Do total de 72,4 milhões domicílios particulares permanentes ocupados no Brasil, 630 mil registraram ao menos um morador indígena, o que equivale a 0,87% do conjunto de domicílios. Dos 630 mil domicílios, apenas 137,2 mil ficavam dentro de terras indígenas (21,79% do total) e, neles, a maioria dos moradores era indígena. Fora das terras demarcadas, os domicílios em que residiam ao menos um indígena contavam com mais diferenciação étnica entre seus moradores.

Até o final de julho de 2022, o país tinha 573 terras indígenas declaradas, homologadas ou regularizadas pela Funai. Nelas viviam 689,2 mil pessoas – 622,1 mil eram indígenas (90,26%) e 67,1 mil não indígenas (9,74%). A terra yanomami nos estados do Amazonas e Roraima registrou o maior número de indígenas (27,1 mil), seguida pela Raposa Serra do Sol (RR), com 26,1 mil, e a Évare I (AM), com 20,1 mil.
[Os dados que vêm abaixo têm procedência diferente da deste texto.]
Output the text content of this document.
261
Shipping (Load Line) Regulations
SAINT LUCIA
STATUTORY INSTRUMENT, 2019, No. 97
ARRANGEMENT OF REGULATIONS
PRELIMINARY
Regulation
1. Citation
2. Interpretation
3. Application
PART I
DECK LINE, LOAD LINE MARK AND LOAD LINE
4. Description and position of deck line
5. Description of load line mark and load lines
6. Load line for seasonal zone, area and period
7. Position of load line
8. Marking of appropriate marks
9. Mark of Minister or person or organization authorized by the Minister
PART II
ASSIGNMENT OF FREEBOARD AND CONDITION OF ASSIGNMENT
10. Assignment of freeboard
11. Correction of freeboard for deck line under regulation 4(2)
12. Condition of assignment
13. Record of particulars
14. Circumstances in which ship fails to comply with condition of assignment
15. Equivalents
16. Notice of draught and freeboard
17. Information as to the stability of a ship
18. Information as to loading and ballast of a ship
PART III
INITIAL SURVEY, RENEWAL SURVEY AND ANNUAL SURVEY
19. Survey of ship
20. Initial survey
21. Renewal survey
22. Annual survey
Alexandre Affonso/Revista Pesquisa FAPESP

Segundo Damasco, em 2010 o país contava com 505 terras indígenas. Em 2022 esse número subiu para 573. “Por conta de mudanças em processos de regularização, quatro delas foram suprimidas e 72 inseridas na base da Funai”, detalhou. Isso significa que há 501 terras indígenas que podem ser comparadas entre os censos de 2010 e 2022. Ao longo desse período, a população indígena residente no universo dessas 501 terras subiu de 511,6 mil para 593,5 mil pessoas, um aumento de 16,01%.

O Censo registrou crescimento de população vivendo em terras indígenas em todas as regiões do país, ou seja, no Norte, Nordeste, Centro-Oeste, Sudeste e Sul. Porém esse avanço não foi identificado em todos os estados. Roraima foi a unidade da federação com o maior aumento, enquanto Alagoas, São Paulo e Rio Grande do Sul tiveram variação negativa. Além disso, foi constatado que 867,9 mil indígenas viviam na Amazônia Legal – que abrange nove estados – em 2022, o que representa 51,25% do total. “Isso significa que metade da população indígena brasileira reside fora dessa região”, destacou Damasco. Segundo o geógrafo, no trabalho conjunto realizado com indígenas para captar dados do Censo, lideranças enfatizaram a importância de não associar imagens de indígenas exclusivamente à Amazônia Legal, na medida em que sua presença também é intensa em outras partes do território.

De acordo com Damasco, a terra dos yanomamis não dispõe de estradas e muitos rios não são navegáveis. Por essa razão, a coleta de dados, realizada durante 23 dias, utilizou aviões, helicópteros e monitoramento de satélite em tempo real. A Operação Yanomami envolveu o trabalho dos ministérios da Justiça e Segurança Pública, da Defesa, dos Povos Indígenas e da Saúde, além do Ministério do Planejamento e Orçamento e a Polícia Rodoviária Federal (PRF). “Supervisores e recenseadores acamparam na base de Surucucu, mantida pelas Forças Armadas. De lá, os profissionais saíam diariamente em voos de helicópteros da PRF às aldeias”, contou o geógrafo. Essa operação permitiu coletar informações de 16,8 mil indígenas em comunidades no território de Roraima e 10,2 mil indígenas em aldeias no Amazonas. “No IBGE, brincamos que temos o censo indígena e o censo yanomami”, diz Damasco, ao mencionar os desafios envolvidos na coleta de informações na região. “O Censo de 2022 teve um salto tecnológico. Saímos da fotografia analógica em 2010 e, hoje, chegamos a um retrato do país feito por meio de fotografia digital”, finaliza.

A edição impressa de setembro traz uma versão resumida desta reportagem.